Effect of low external calcium on the ERG current of NG108-15 cells

Abstract

K+ currents through ERG (ether-à-go-go related gene) channels were recorded in whole-cell voltage clamped NG108-15 neuroblastoma×glioma hybrid cells. The channels were fully activated by low holding potential (VH=−20 mV) and long depolarizing prepulses. Hyperpolarizing pulses elicited inward currents which deactivated after reaching a peak. Lowering [Ca2+]o from 5 to 1.5 or 0.5 mM decreased τ−1, the rate constant of deactivation. The effect can be explained by a shift of the τ−1(V) curve to more negative potentials caused by an increase in surface charge density. Plotting τ−1 against [Ca2+]o for different potentials yielded straight lines; their slope was independent of potential at −140 to −120 mV and decreased at more positive potentials.
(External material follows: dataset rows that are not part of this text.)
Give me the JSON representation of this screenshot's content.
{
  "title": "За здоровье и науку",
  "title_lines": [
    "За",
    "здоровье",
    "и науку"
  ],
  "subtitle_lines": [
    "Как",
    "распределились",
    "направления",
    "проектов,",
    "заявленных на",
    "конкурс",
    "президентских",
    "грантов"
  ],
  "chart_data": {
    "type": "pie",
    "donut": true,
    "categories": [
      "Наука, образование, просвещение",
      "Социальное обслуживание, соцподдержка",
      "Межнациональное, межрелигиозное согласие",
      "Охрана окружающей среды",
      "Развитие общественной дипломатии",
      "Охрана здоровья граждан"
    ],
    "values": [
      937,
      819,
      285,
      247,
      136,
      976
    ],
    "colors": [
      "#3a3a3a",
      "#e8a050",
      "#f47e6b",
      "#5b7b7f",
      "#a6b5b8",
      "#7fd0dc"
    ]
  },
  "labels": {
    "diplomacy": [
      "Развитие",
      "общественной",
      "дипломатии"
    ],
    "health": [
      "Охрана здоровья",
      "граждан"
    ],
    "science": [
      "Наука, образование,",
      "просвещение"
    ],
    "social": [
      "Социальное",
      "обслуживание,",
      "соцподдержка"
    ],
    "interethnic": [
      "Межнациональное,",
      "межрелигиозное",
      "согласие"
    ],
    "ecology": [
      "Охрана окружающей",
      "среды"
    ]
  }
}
The time to peak curve and the maximum of the steady-state inward current were also shifted to more negative potentials. In addition, peak ERG inward current increased. Raising [Ca2+]o from 5 to 10 mM accelerated deactivation and decreased the peak current. 5 mM Ba2+ affected τ−1 similarly and inhibited peak current more strongly whereas 5 mM Mg2+ was less potent. As found by Faravelli et al. (J. Physiol. 496 (1996) 13), bath solutions devoid of divalent cations (0 Ca2+, 0 Mg2+, 0.1 or 1.1 mM EGTA) abolished deactivation almost completely. The phenomenon was seen with bath containing either 40 or 6.5 mM K+. Its occurrence was favored by raising the temperature to 34°C. It suggests a particular requirement of channel closing for Ca2+.